The documents include comments from a physician at Jupiter Hospital in Florida, who told IBM officers: “This product is a piece of s—. We bought it for marketing and with hopes that you would achieve the vision. We can’t use it for most cases.”
Several IBM employees also reported to Norden that Watson for Oncology was “very limited,” according to STAT.
In a statement, IBM defended Watson for Oncology, saying it has trained oncologists to treat 13 cancers and supported care for more than 84,000 patients at 230 hospitals around the world.
“We have learned and improved Watson Health based on continuous feedback from clients, new scientific evidence and new cancers and treatment alternatives. This includes 11 software releases for even better functionality during the past year, including national guidelines for cancers ranging from colon to liver cancer,” the statement reads.
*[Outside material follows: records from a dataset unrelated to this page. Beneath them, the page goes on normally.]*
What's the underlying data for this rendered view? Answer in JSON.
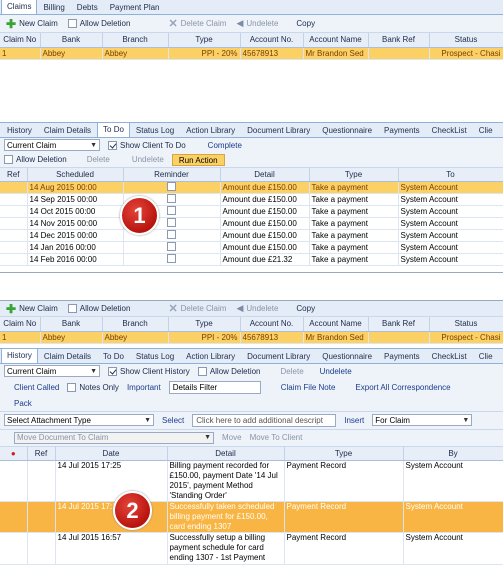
{
  "top_tabs": [
    "Claims",
    "Billing",
    "Debts",
    "Payment Plan"
  ],
  "toolbar": {
    "new_claim": "New Claim",
    "allow_deletion": "Allow Deletion",
    "delete_claim": "Delete Claim",
    "undelete": "Undelete",
    "copy": "Copy"
  },
  "claims_headers": [
    "Claim No",
    "Bank",
    "Branch",
    "Type",
    "Account No.",
    "Account Name",
    "Bank Ref",
    "Status"
  ],
  "claims_row": [
    "1",
    "Abbey",
    "Abbey",
    "PPI - 20%",
    "45678913",
    "Mr Brandon Sed",
    "",
    "Prospect - Chasi"
  ],
  "mid_tabs": [
    "History",
    "Claim Details",
    "To Do",
    "Status Log",
    "Action Library",
    "Document Library",
    "Questionnaire",
    "Payments",
    "CheckList",
    "Clie"
  ],
  "todo": {
    "filter": "Current Claim",
    "show_client": "Show Client To Do",
    "complete": "Complete",
    "allow_deletion": "Allow Deletion",
    "delete": "Delete",
    "undelete": "Undelete",
    "run_action": "Run Action"
  },
  "todo_headers": [
    "Ref",
    "Scheduled",
    "Reminder",
    "Detail",
    "Type",
    "To"
  ],
  "todo_rows": [
    [
      "14 Aug 2015 00:00",
      "Amount due £150.00",
      "Take a payment",
      "System Account"
    ],
    [
      "14 Sep 2015 00:00",
      "Amount due £150.00",
      "Take a payment",
      "System Account"
    ],
    [
      "14 Oct 2015 00:00",
      "Amount due £150.00",
      "Take a payment",
      "System Account"
    ],
    [
      "14 Nov 2015 00:00",
      "Amount due £150.00",
      "Take a payment",
      "System Account"
    ],
    [
      "14 Dec 2015 00:00",
      "Amount due £150.00",
      "Take a payment",
      "System Account"
    ],
    [
      "14 Jan 2016 00:00",
      "Amount due £150.00",
      "Take a payment",
      "System Account"
    ],
    [
      "14 Feb 2016 00:00",
      "Amount due £21.32",
      "Take a payment",
      "System Account"
    ]
  ],
  "marker1": "1",
  "marker2": "2",
  "history": {
    "filter": "Current Claim",
    "show_history": "Show Client History",
    "allow_deletion": "Allow Deletion",
    "delete": "Delete",
    "undelete": "Undelete",
    "client_called": "Client Called",
    "notes_only": "Notes Only",
    "important": "Important",
    "details_filter": "Details Filter",
    "file_note": "Claim File Note",
    "export": "Export All Correspondence",
    "pack": "Pack",
    "attachment_type": "Select Attachment Type",
    "select": "Select",
    "add_desc": "Click here to add additional descript",
    "insert": "Insert",
    "for_claim": "For Claim",
    "move_doc": "Move Document To Claim",
    "move": "Move",
    "move_client": "Move To Client"
  },
  "history_headers": [
    "Ref",
    "Date",
    "Detail",
    "Type",
    "By"
  ],
  "history_rows": [
    [
      "14 Jul 2015 17:25",
      "Billing payment recorded for £150.00, payment Date '14 Jul 2015', payment Method 'Standing Order'",
      "Payment Record",
      "System Account"
    ],
    [
      "14 Jul 2015 17:18",
      "Successfully taken scheduled billing payment for £150.00, card ending 1307",
      "Payment Record",
      "System Account"
    ],
    [
      "14 Jul 2015 16:57",
      "Successfully setup a billing payment schedule for card ending 1307 - 1st Payment",
      "Payment Record",
      "System Account"
    ]
  ]
}
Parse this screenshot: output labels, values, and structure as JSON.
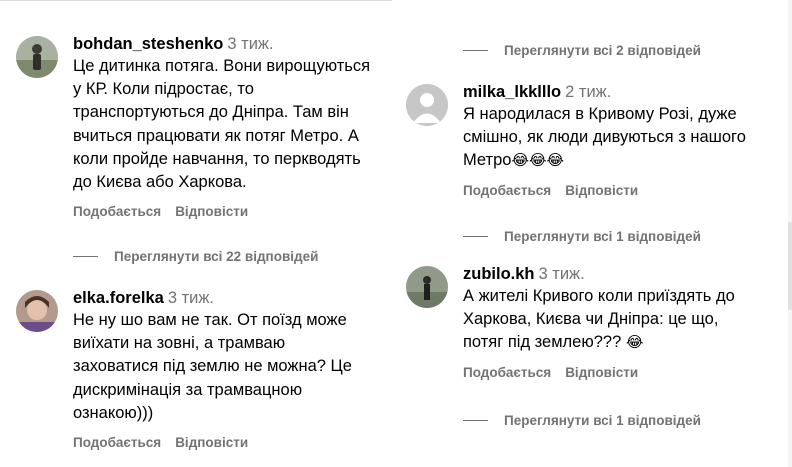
{
  "actions": {
    "like": "Подобається",
    "reply": "Відповісти"
  },
  "left_column": {
    "comments": [
      {
        "username": "bohdan_steshenko",
        "time": "3 тиж.",
        "text": "Це дитинка потяга. Вони вирощуються у КР. Коли підростає, то транспортуються до Дніпра. Там він вчиться працювати як потяг Метро. А коли пройде навчання, то перкводять до Києва або Харкова.",
        "replies_label": "Переглянути всі 22 відповідей"
      },
      {
        "username": "elka.forelka",
        "time": "3 тиж.",
        "text": "Не ну шо вам не так. От поїзд може виїхати на зовні, а трамваю заховатися під землю не можна? Це дискримінація за трамвацною ознакою)))"
      }
    ]
  },
  "right_column": {
    "top_replies_label": "Переглянути всі 2 відповідей",
    "comments": [
      {
        "username": "milka_lkklllo",
        "time": "2 тиж.",
        "text": "Я народилася в Кривому Розі, дуже смішно, як люди дивуються з нашого Метро",
        "emoji": "😂😂😂",
        "replies_label": "Переглянути всі 1 відповідей"
      },
      {
        "username": "zubilo.kh",
        "time": "3 тиж.",
        "text": "А жителі Кривого коли приїздять до Харкова, Києва чи Дніпра: це що, потяг під землею???",
        "emoji": "😂",
        "replies_label": "Переглянути всі 1 відповідей"
      }
    ]
  },
  "colors": {
    "secondary_text": "#737373",
    "primary_text": "#000000",
    "background": "#ffffff"
  },
  "icons": [
    "default-avatar-icon",
    "laughing-emoji-icon"
  ]
}
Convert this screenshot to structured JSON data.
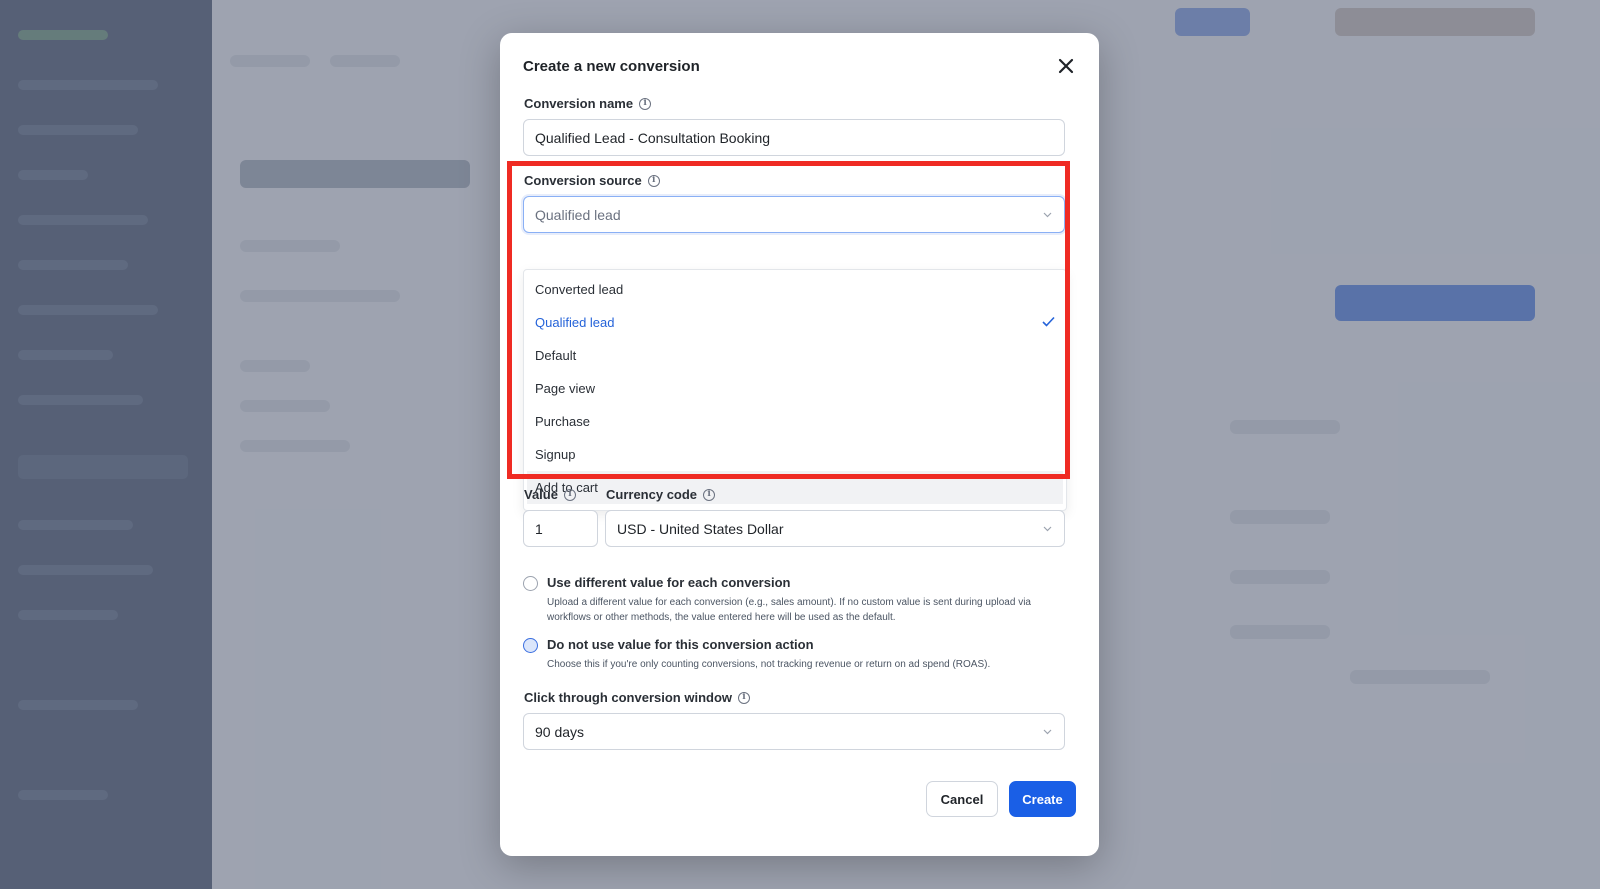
{
  "modal": {
    "title": "Create a new conversion",
    "conversion_name": {
      "label": "Conversion name",
      "value": "Qualified Lead - Consultation Booking"
    },
    "conversion_source": {
      "label": "Conversion source",
      "selected": "Qualified lead",
      "options": [
        {
          "label": "Converted lead",
          "selected": false
        },
        {
          "label": "Qualified lead",
          "selected": true
        },
        {
          "label": "Default",
          "selected": false
        },
        {
          "label": "Page view",
          "selected": false
        },
        {
          "label": "Purchase",
          "selected": false
        },
        {
          "label": "Signup",
          "selected": false
        },
        {
          "label": "Add to cart",
          "selected": false
        }
      ]
    },
    "value": {
      "label": "Value",
      "value": "1"
    },
    "currency": {
      "label": "Currency code",
      "value": "USD - United States Dollar"
    },
    "value_options": [
      {
        "title": "Use different value for each conversion",
        "description": "Upload a different value for each conversion (e.g., sales amount). If no custom value is sent during upload via workflows or other methods, the value entered here will be used as the default.",
        "checked": false
      },
      {
        "title": "Do not use value for this conversion action",
        "description": "Choose this if you're only counting conversions, not tracking revenue or return on ad spend (ROAS).",
        "checked": true
      }
    ],
    "click_window": {
      "label": "Click through conversion window",
      "value": "90 days"
    },
    "cancel_label": "Cancel",
    "create_label": "Create"
  },
  "colors": {
    "primary": "#1a5fe6",
    "selected_option": "#2563d9",
    "highlight_border": "#ef2b23"
  },
  "icons": [
    "close-icon",
    "info-icon",
    "chevron-down-icon",
    "checkmark-icon"
  ]
}
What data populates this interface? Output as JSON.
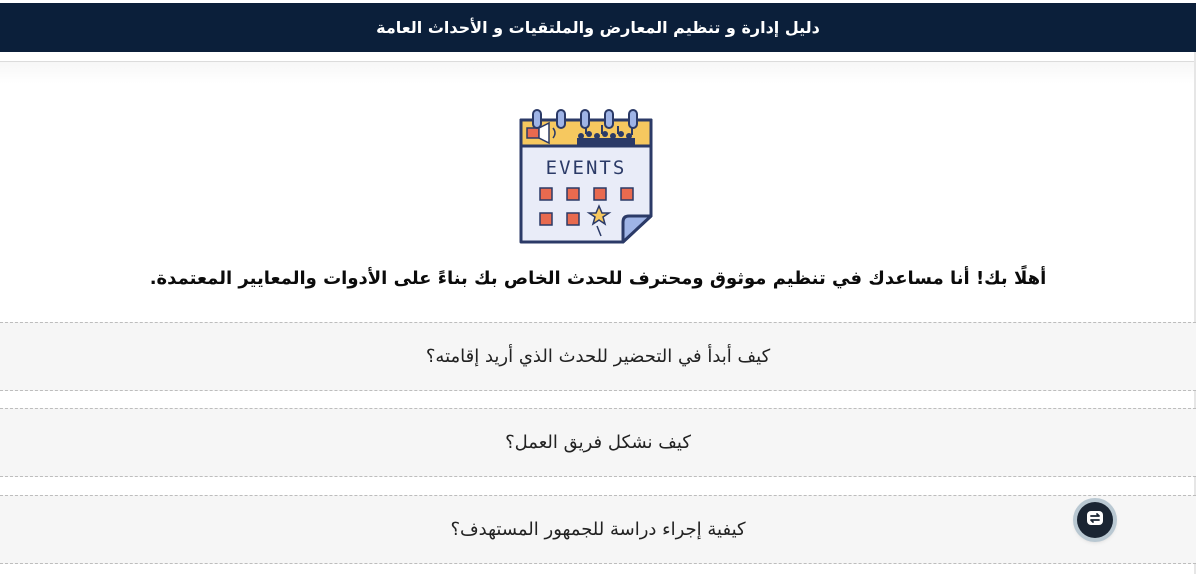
{
  "header": {
    "title": "دليل إدارة و تنظيم المعارض والملتقيات و الأحداث العامة"
  },
  "logo": {
    "icon": "events-calendar-icon",
    "text": "EVENTS"
  },
  "greeting": {
    "text": "أهلًا بك! أنا مساعدك في تنظيم موثوق ومحترف للحدث الخاص بك بناءً على الأدوات والمعايير المعتمدة."
  },
  "faq": {
    "items": [
      {
        "label": "كيف أبدأ في التحضير للحدث الذي أريد إقامته؟"
      },
      {
        "label": "كيف نشكل فريق العمل؟"
      },
      {
        "label": "كيفية إجراء دراسة للجمهور المستهدف؟"
      }
    ]
  },
  "fab": {
    "icon": "chat-assistant-icon"
  },
  "colors": {
    "header_bg": "#0b1f3a",
    "faq_bg": "#f6f6f6",
    "calendar_top": "#f6c85f",
    "calendar_body": "#e9ecf8",
    "calendar_outline": "#2b3a67",
    "square_fill": "#e86a4f",
    "fab_bg": "#1a2533"
  }
}
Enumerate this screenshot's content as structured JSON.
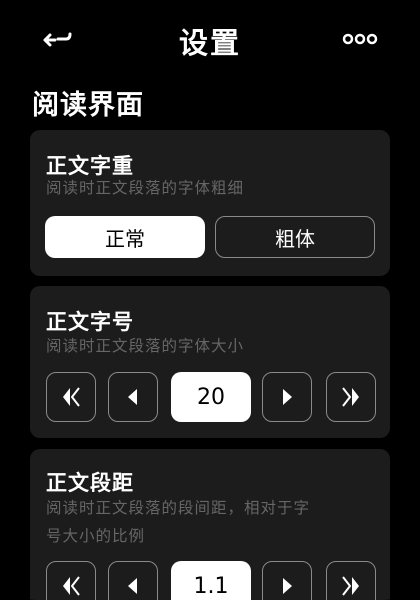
{
  "header": {
    "title": "设置",
    "back_icon": "back-arrow-icon",
    "more_icon": "more-dots-icon"
  },
  "section": {
    "title": "阅读界面"
  },
  "font_weight": {
    "title": "正文字重",
    "description": "阅读时正文段落的字体粗细",
    "options": [
      "正常",
      "粗体"
    ],
    "selected": "正常"
  },
  "font_size": {
    "title": "正文字号",
    "description": "阅读时正文段落的字体大小",
    "value": "20"
  },
  "paragraph_spacing": {
    "title": "正文段距",
    "description_line1": "阅读时正文段落的段间距，相对于字",
    "description_line2": "号大小的比例",
    "value": "1.1"
  },
  "colors": {
    "background": "#000000",
    "card": "#1c1c1c",
    "muted_text": "#666666",
    "border": "#8a8a8a",
    "active": "#ffffff"
  }
}
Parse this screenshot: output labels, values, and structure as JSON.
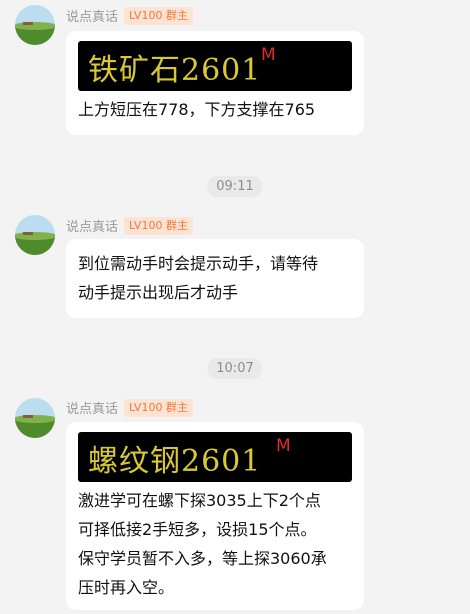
{
  "messages": [
    {
      "sender": "说点真话",
      "badge": "LV100 群主",
      "image": {
        "name": "铁矿石2601",
        "tag": "M"
      },
      "text": "上方短压在778，下方支撑在765"
    },
    {
      "sender": "说点真话",
      "badge": "LV100 群主",
      "text": "到位需动手时会提示动手，请等待\n动手提示出现后才动手"
    },
    {
      "sender": "说点真话",
      "badge": "LV100 群主",
      "image": {
        "name": "螺纹钢2601",
        "tag": "M"
      },
      "text": "激进学可在螺下探3035上下2个点\n可择低接2手短多，设损15个点。\n保守学员暂不入多，等上探3060承\n压时再入空。"
    }
  ],
  "timestamps": [
    "09:11",
    "10:07"
  ]
}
This is not the first troubling account of the program. A 2017 Forbes report found that Watson Health’s partnership with MD Anderson Cancer Center was not meeting up to its goals. The report said MD Anderson was actively seeking bids from other contractors that might replace IBM in future projects.
And a previous STAT investigation found Watson Health has struggled to learn about different cancer types, with a relatively small number of hospitals adopting its oncology offerings.
Watson Health has been showing other signs of stress recently. Last month, Watson Health officials cited soft product demand and changes to the Affordable Care Act for a decision to scale back its hospital business. The decision marks an abrupt turn for a company that has invested heavily to win contracts with hospitals moving to value-based care. The business develops tools to help providers manage their pay-for-performance contracts.
IBM also recently confirmed that it had laid off an undisclosed number of workers at Watson Health, but maintained its cognitive solutions unit would remain strong.
The reports of inaccurate advice could slow growth of machine learning and artificial intelligence-assisted efforts in medicine, or at least deepen the conviction many hold that humans need to make the ultimate decisions regarding patient care.
During HIMSS 2018, an expert panel suggested that AI’s potential may be overhyped, but that the technology is ready for prime time. What’s needed is physician trust that AI is reliable and worthy of being adopted.